Manic. If you had to describe this show in one word it would be manic. It's like the writers drank 30 cups of coffee, then wrote a play. It's like the actors drank 30 cups of coffee before performing. Fast talking, quick movements, manic.
The play centres around three sisters and their varying struggles with sanity. I'm not sure if the play was supposed to be a comedy, there was a lot of jokes and a good one every ten minutes or so but the plot seemed too absurdist for a comedy.
The play goes from one sister who talks to aliens and attaches her furniture to the ceiling, to another constantly bemoaning her fate, to the third, Anne-Marie MacDonald portraying Aunt Jackie from the tv show Roseanne down to the hand wringing and oversize gestures.
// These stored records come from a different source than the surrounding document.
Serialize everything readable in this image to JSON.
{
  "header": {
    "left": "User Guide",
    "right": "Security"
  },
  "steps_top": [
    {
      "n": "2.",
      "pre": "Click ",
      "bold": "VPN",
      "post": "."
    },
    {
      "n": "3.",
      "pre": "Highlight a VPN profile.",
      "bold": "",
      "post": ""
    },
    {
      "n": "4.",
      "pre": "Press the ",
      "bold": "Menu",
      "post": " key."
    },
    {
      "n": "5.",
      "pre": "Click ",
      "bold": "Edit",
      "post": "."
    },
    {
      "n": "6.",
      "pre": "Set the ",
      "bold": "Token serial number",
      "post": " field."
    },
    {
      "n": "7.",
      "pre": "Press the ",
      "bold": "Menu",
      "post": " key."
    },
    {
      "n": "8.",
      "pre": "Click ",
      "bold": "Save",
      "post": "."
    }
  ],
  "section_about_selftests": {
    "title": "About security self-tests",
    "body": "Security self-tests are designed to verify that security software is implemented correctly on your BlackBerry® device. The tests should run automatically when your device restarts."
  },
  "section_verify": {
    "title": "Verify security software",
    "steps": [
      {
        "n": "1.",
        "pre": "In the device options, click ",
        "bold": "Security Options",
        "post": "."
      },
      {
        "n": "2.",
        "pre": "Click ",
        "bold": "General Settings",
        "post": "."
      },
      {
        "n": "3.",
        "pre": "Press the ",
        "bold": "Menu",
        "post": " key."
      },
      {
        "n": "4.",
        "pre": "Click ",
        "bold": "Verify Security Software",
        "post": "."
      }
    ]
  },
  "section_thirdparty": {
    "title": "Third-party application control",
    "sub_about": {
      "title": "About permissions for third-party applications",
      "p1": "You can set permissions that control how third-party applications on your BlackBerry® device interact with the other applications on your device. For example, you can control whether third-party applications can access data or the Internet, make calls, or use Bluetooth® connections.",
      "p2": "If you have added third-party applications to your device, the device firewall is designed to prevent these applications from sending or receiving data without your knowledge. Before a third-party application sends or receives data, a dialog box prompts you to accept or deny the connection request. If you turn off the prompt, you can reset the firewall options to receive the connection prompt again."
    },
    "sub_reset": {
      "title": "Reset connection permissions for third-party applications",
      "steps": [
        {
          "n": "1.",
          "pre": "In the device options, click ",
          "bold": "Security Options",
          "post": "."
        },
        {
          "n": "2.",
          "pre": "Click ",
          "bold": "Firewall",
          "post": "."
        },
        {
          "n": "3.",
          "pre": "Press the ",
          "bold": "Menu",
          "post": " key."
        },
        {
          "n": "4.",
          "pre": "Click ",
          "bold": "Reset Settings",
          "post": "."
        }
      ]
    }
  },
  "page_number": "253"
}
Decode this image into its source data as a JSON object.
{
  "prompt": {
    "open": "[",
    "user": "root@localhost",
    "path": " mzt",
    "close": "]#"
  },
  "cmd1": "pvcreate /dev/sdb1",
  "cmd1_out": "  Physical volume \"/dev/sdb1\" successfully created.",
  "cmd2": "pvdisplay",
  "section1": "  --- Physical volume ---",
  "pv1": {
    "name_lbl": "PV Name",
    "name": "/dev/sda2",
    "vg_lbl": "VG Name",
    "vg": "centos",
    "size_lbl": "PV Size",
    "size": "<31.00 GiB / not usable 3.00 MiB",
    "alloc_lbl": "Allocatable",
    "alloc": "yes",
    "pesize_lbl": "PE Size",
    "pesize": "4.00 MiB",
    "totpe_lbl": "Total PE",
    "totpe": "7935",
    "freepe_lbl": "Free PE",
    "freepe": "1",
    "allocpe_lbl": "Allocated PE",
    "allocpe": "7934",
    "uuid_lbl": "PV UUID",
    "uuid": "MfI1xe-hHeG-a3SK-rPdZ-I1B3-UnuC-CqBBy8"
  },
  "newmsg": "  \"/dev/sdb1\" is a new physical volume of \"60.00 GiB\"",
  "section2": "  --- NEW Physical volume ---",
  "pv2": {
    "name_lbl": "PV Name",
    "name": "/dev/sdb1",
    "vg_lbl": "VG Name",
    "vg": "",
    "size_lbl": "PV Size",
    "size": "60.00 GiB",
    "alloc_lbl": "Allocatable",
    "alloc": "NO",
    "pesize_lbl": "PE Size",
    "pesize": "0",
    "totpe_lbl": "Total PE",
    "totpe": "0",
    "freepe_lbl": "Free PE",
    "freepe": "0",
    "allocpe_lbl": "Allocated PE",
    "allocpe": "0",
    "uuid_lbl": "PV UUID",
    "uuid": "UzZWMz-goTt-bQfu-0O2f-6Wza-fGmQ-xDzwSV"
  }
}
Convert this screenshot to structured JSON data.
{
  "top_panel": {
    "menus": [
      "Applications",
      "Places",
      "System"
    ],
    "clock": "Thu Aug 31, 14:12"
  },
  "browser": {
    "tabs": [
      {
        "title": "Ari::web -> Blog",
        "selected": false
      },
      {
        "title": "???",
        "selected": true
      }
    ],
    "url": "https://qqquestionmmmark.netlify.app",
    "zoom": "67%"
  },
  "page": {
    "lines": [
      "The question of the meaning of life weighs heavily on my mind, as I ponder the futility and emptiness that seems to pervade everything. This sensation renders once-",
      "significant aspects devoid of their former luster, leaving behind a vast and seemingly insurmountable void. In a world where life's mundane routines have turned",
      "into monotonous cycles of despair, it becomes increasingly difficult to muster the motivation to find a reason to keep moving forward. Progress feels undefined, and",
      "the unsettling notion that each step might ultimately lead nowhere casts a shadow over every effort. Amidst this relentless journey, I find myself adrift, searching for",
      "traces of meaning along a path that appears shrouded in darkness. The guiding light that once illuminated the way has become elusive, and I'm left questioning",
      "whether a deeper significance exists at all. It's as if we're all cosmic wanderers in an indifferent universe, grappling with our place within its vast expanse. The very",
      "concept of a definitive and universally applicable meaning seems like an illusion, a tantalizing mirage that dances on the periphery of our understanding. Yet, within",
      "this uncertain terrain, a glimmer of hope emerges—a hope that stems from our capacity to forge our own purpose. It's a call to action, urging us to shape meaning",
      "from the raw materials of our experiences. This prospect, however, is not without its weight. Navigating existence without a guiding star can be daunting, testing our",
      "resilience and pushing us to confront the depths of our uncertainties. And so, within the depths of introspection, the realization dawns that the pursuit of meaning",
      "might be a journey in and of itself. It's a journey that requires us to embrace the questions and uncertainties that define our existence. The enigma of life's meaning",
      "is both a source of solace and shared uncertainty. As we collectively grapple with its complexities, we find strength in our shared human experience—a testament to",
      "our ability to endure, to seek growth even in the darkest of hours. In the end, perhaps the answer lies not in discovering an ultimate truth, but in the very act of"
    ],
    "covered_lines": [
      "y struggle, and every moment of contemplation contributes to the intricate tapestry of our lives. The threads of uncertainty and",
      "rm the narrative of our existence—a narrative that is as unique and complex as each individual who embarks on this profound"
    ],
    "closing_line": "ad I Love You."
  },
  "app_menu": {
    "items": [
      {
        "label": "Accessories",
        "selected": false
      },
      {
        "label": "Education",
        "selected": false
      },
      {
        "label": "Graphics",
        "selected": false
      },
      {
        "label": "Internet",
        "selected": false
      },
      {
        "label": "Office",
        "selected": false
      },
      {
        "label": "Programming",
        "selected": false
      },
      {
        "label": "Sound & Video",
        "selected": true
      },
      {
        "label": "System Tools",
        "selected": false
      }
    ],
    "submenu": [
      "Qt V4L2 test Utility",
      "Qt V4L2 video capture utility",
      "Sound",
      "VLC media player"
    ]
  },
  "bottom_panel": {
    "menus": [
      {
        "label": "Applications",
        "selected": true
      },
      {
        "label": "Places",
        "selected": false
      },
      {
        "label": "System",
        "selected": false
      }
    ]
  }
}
The problem is nothing is believable. The story is not believable and goes no where and the characters have no arc, when the story ends everyone is in the same emotional state as when they begin. Along the way we're treated to an insane person's rantings; of hidden cameras, alien abductions, far out diseases. None of it makes any sense. And the payoff, the end of they play, is a narrator saying "a year later, everything got better". The end.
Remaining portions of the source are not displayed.